7.2.4 Pacemaker Cardiac muscle contracts by the electrical stimulation from the sinus node to the myocardium transmitted through the stimulation conduction system. Pacemakers are used to treat dysfunctions of heart conduction system such as sick sinus syndrome and atrioventricular block (Fig. 7.7) [17]. An implanted pacemaker typically consists of two parts: (1) the pulse generator, i.e., a small metal container housing a battery and the electrical circuitry that regulates the rate of electrical pulses and (2) leads (electrodes), i.e., one to three flexible, insulated wires placed in a chamber, or chambers, of heart. The stimulation electrode is placed in the right atrium and/or right ventricle or both.

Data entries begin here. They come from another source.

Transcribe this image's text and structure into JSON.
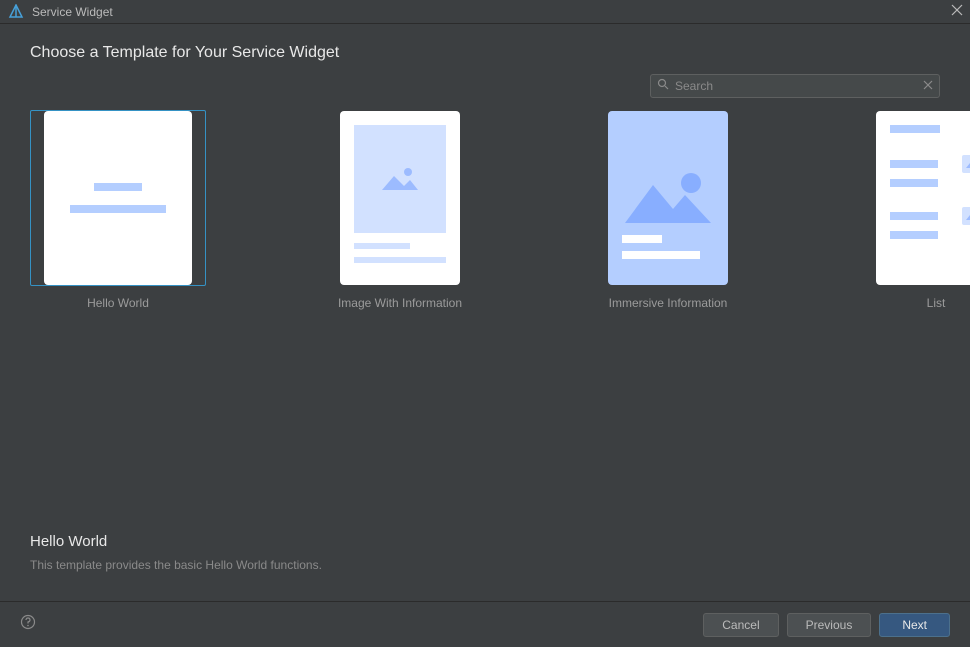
{
  "window": {
    "title": "Service Widget"
  },
  "heading": "Choose a Template for Your Service Widget",
  "search": {
    "placeholder": "Search",
    "value": ""
  },
  "templates": [
    {
      "label": "Hello World",
      "selected": true
    },
    {
      "label": "Image With Information",
      "selected": false
    },
    {
      "label": "Immersive Information",
      "selected": false
    },
    {
      "label": "List",
      "selected": false
    }
  ],
  "description": {
    "title": "Hello World",
    "text": "This template provides the basic Hello World functions."
  },
  "footer": {
    "cancel": "Cancel",
    "previous": "Previous",
    "next": "Next"
  }
}
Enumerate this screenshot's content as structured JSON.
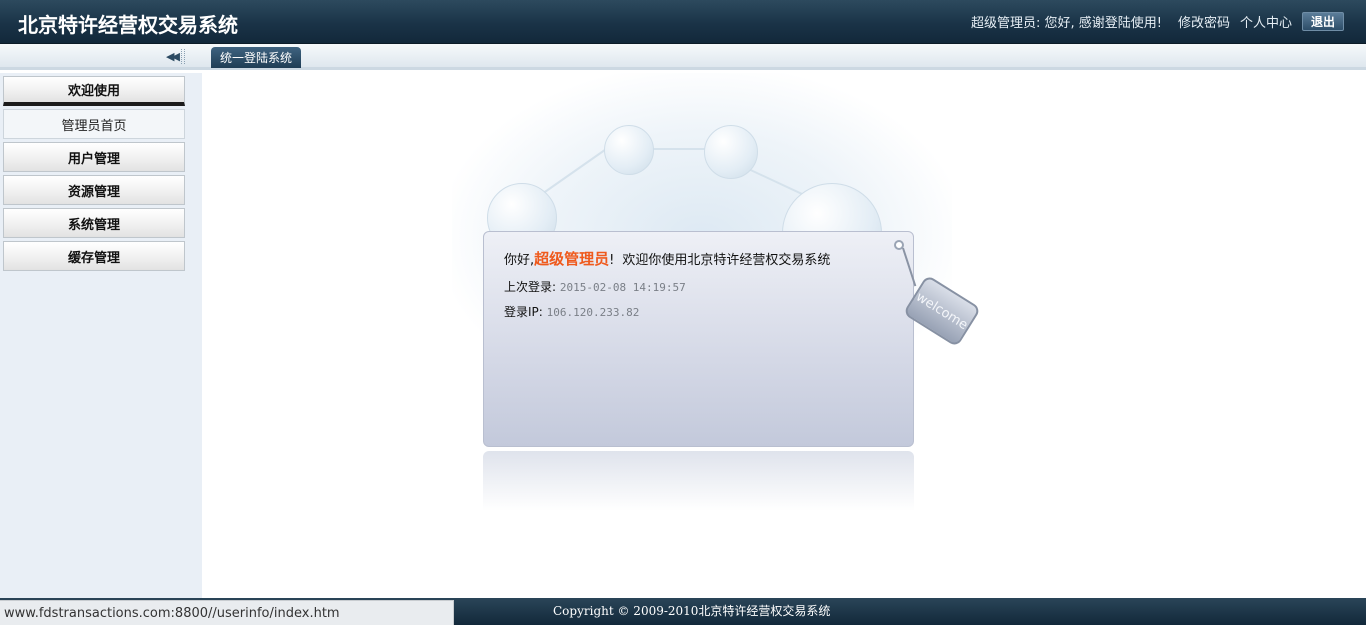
{
  "header": {
    "title": "北京特许经营权交易系统",
    "greeting": "超级管理员: 您好, 感谢登陆使用!",
    "change_password": "修改密码",
    "profile": "个人中心",
    "logout": "退出"
  },
  "tabs": [
    {
      "label": "统一登陆系统"
    }
  ],
  "sidebar": {
    "items": [
      {
        "label": "欢迎使用",
        "active": true
      },
      {
        "label": "管理员首页"
      },
      {
        "label": "用户管理"
      },
      {
        "label": "资源管理"
      },
      {
        "label": "系统管理"
      },
      {
        "label": "缓存管理"
      }
    ]
  },
  "welcome": {
    "hello": "你好,",
    "admin_name": "超级管理员",
    "exclaim": "!",
    "message": "欢迎你使用北京特许经营权交易系统",
    "last_login_label": "上次登录:",
    "last_login_value": "2015-02-08 14:19:57",
    "ip_label": "登录IP:",
    "ip_value": "106.120.233.82",
    "tag_text": "welcome"
  },
  "footer": {
    "copyright": "Copyright © 2009-2010北京特许经营权交易系统"
  },
  "statusbar": {
    "url": "www.fdstransactions.com:8800//userinfo/index.htm"
  },
  "colors": {
    "header_bg": "#1a3347",
    "accent_orange": "#ef5a1d",
    "sidebar_bg": "#e9eff6"
  }
}
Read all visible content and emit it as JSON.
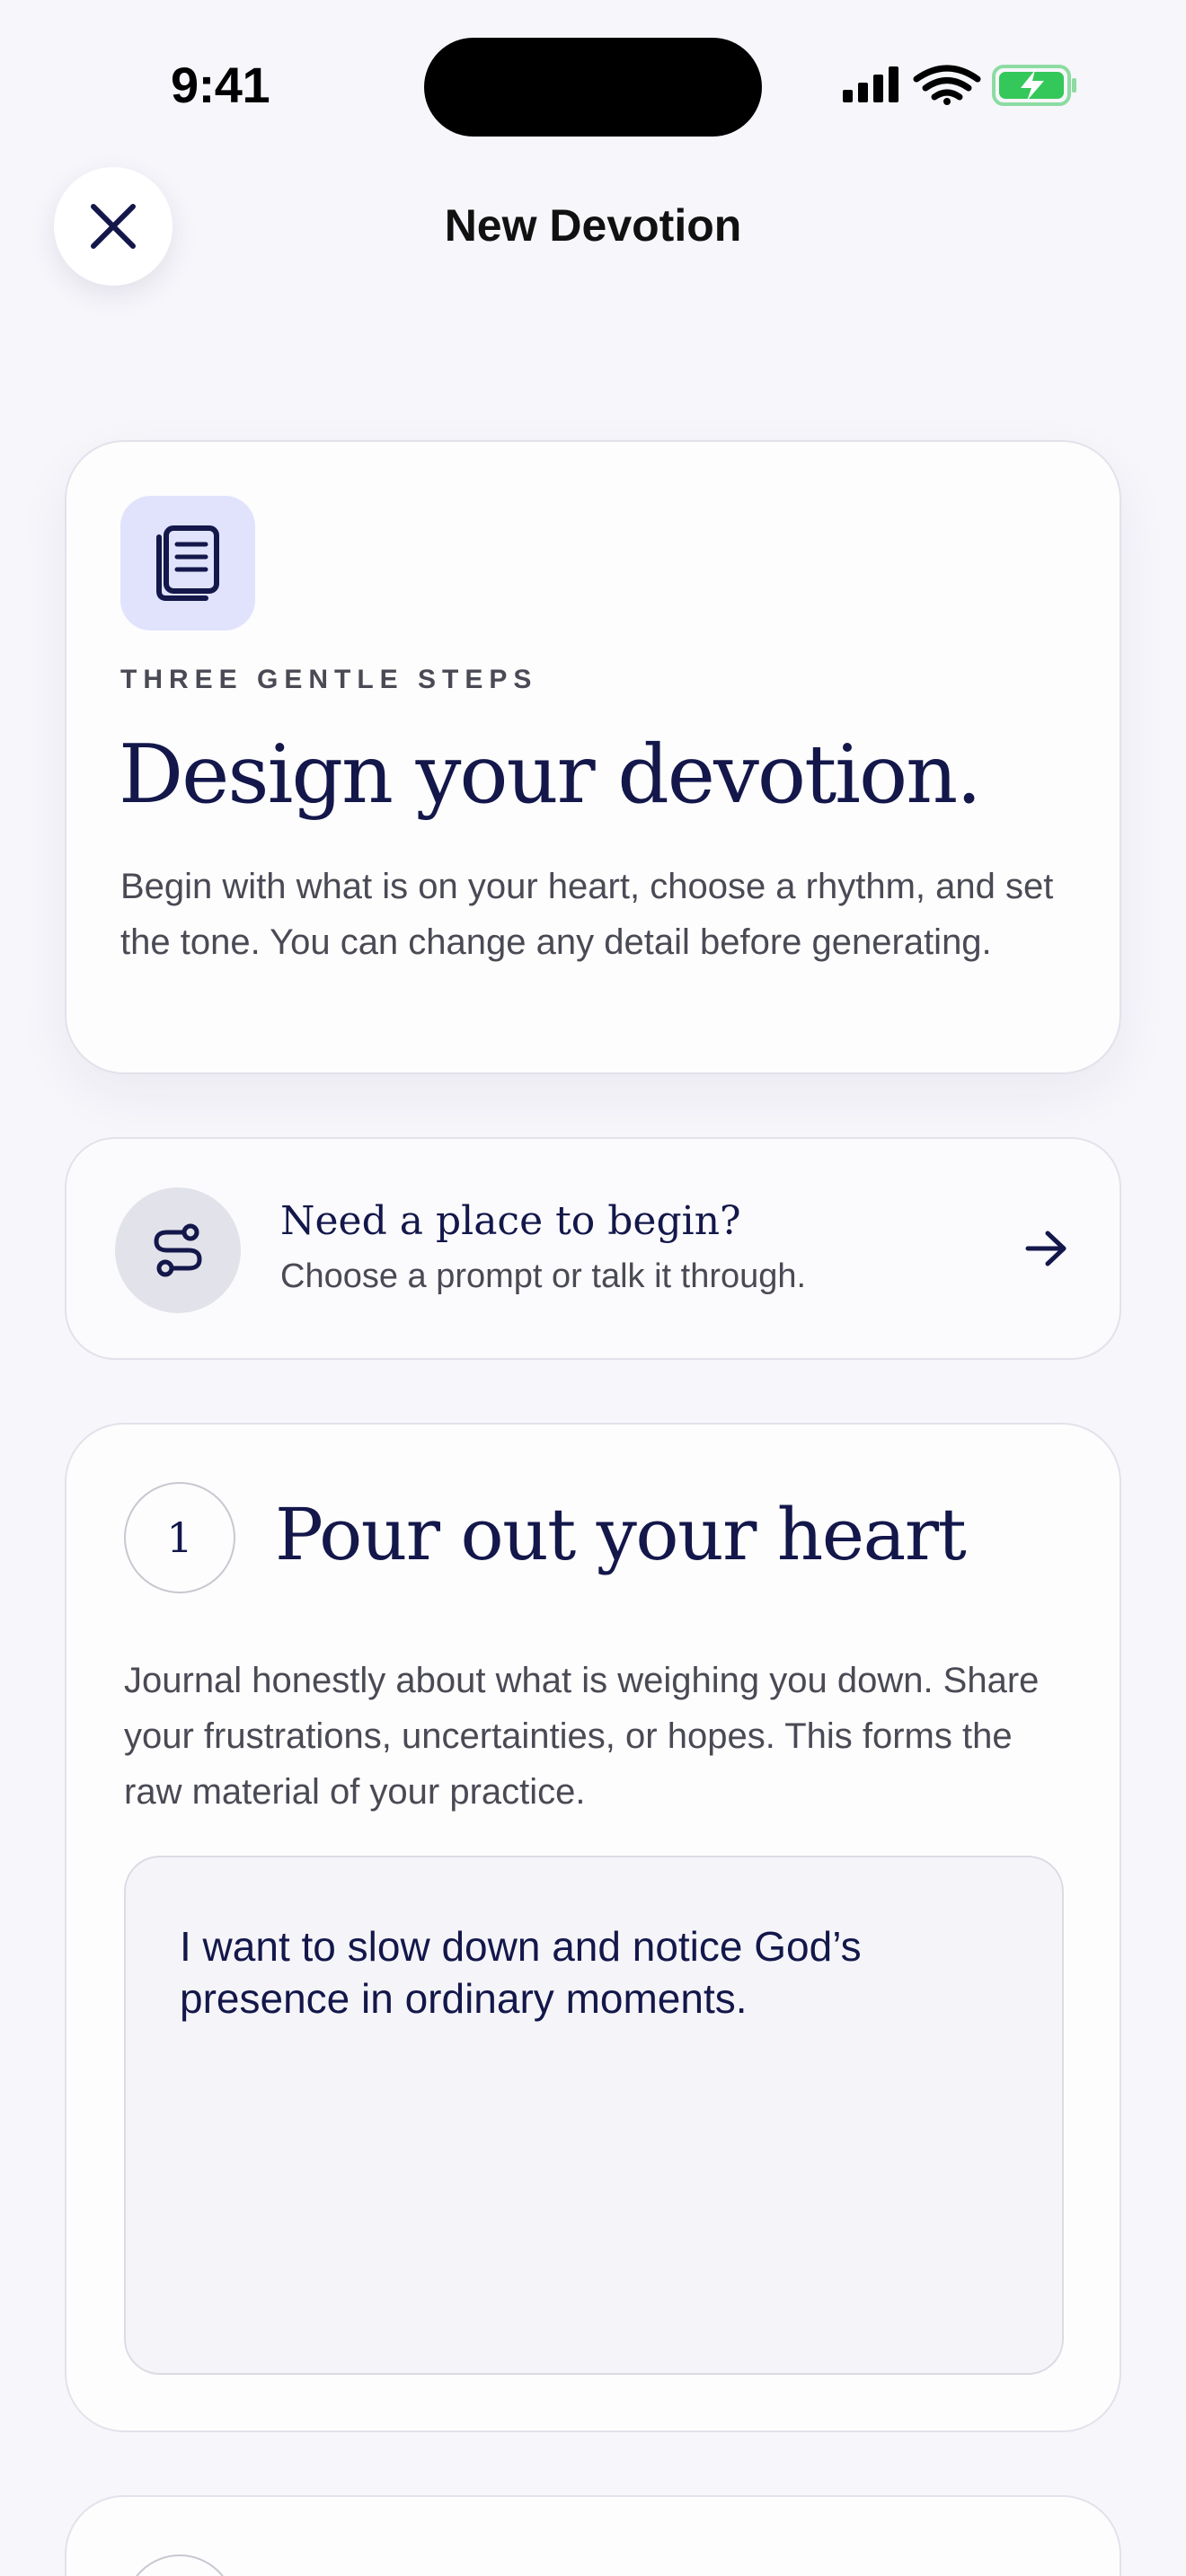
{
  "status_bar": {
    "time": "9:41",
    "icons": [
      "cellular-signal-icon",
      "wifi-icon",
      "battery-charging-icon"
    ],
    "battery_color": "#34c759"
  },
  "header": {
    "close_icon": "close-icon",
    "title": "New Devotion"
  },
  "intro": {
    "icon": "document-stack-icon",
    "eyebrow": "THREE GENTLE STEPS",
    "title": "Design your devotion.",
    "body": "Begin with what is on your heart, choose a rhythm, and set the tone. You can change any detail before generating."
  },
  "prompt": {
    "icon": "path-icon",
    "title": "Need a place to begin?",
    "subtitle": "Choose a prompt or talk it through.",
    "arrow_icon": "arrow-right-icon"
  },
  "step1": {
    "number": "1",
    "title": "Pour out your heart",
    "body": "Journal honestly about what is weighing you down. Share your frustrations, uncertainties, or hopes. This forms the raw material of your practice.",
    "journal_text": "I want to slow down and notice God’s presence in ordinary moments."
  },
  "colors": {
    "accent_navy": "#13174a",
    "tile_lavender": "#e0e3fb",
    "background": "#f7f6fb"
  }
}
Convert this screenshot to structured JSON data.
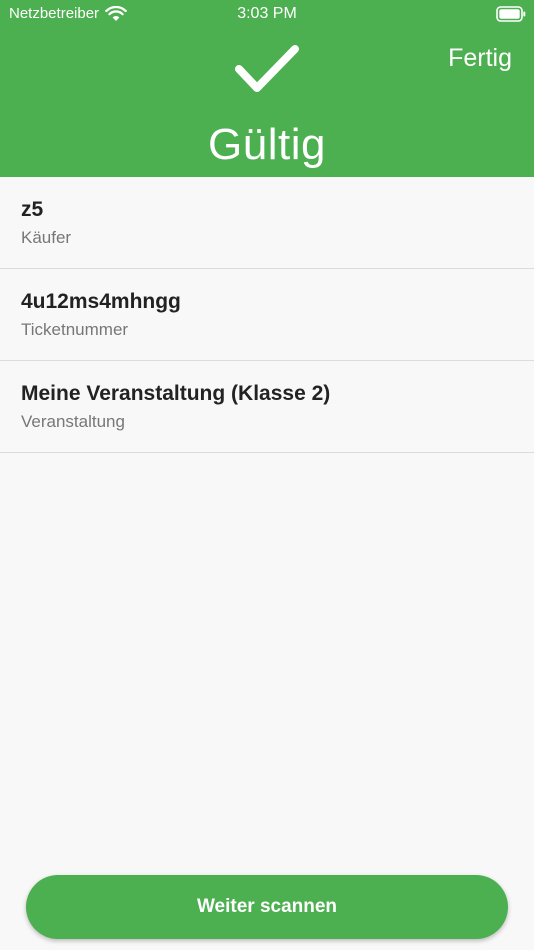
{
  "status_bar": {
    "carrier": "Netzbetreiber",
    "time": "3:03 PM"
  },
  "header": {
    "done_label": "Fertig",
    "status": "Gültig",
    "background_color": "#4caf50",
    "icon": "check-icon"
  },
  "details": [
    {
      "value": "z5",
      "label": "Käufer"
    },
    {
      "value": "4u12ms4mhngg",
      "label": "Ticketnummer"
    },
    {
      "value": "Meine Veranstaltung (Klasse 2)",
      "label": "Veranstaltung"
    }
  ],
  "footer": {
    "continue_label": "Weiter scannen"
  }
}
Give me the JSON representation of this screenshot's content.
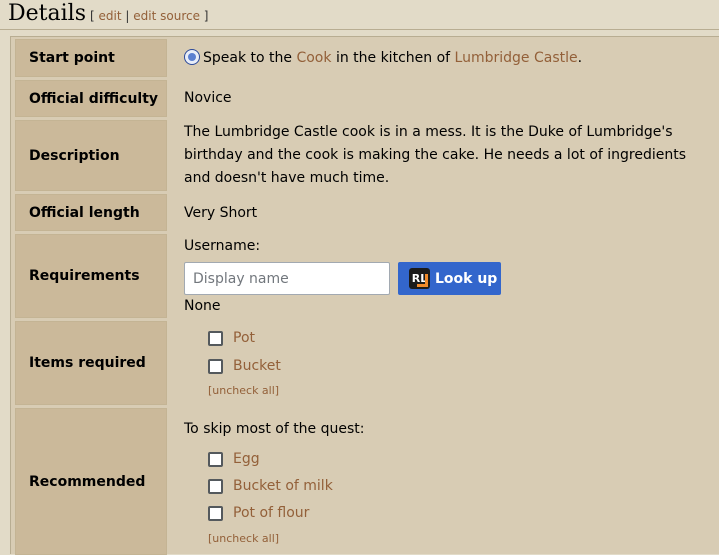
{
  "section": {
    "title": "Details",
    "edit_open": "[",
    "edit_label": "edit",
    "edit_sep": "|",
    "edit_source_label": "edit source",
    "edit_close": "]"
  },
  "rows": {
    "start_point": {
      "label": "Start point",
      "prefix": "Speak to the",
      "link1": "Cook",
      "middle": "in the kitchen of",
      "link2": "Lumbridge Castle",
      "suffix": "."
    },
    "difficulty": {
      "label": "Official difficulty",
      "value": "Novice"
    },
    "description": {
      "label": "Description",
      "value": "The Lumbridge Castle cook is in a mess. It is the Duke of Lumbridge's birthday and the cook is making the cake. He needs a lot of ingredients and doesn't have much time."
    },
    "length": {
      "label": "Official length",
      "value": "Very Short"
    },
    "requirements": {
      "label": "Requirements",
      "username_label": "Username:",
      "input_placeholder": "Display name",
      "input_value": "",
      "lookup_label": "Look up",
      "logo_text": "RL",
      "none_text": "None"
    },
    "items": {
      "label": "Items required",
      "list": [
        "Pot",
        "Bucket"
      ],
      "uncheck": "[uncheck all]"
    },
    "recommended": {
      "label": "Recommended",
      "intro": "To skip most of the quest:",
      "list": [
        "Egg",
        "Bucket of milk",
        "Pot of flour"
      ],
      "uncheck": "[uncheck all]"
    }
  },
  "colors": {
    "background": "#e2dbc8",
    "header_cell": "#cbb99a",
    "link": "#936039",
    "button": "#3366cc"
  }
}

Left ventricular pacing, in which pacing electrodes are inserted into the left ventricle wall via the coronary sinus, is also used. It has the function of synchronizing the stimulation with the spontaneous ECG, or inhibiting it when spontaneous contraction is detected. Most pacemakers have sensors that detect body motion or breathing rate, which signals the pacemaker to increase the heart rate during exercise to meet the body’s increased demand for blood and oxygen. Pacemaker is driven by a primary battery that occupies most of the volume of the generator. Replacement is necessary before the end of the battery life.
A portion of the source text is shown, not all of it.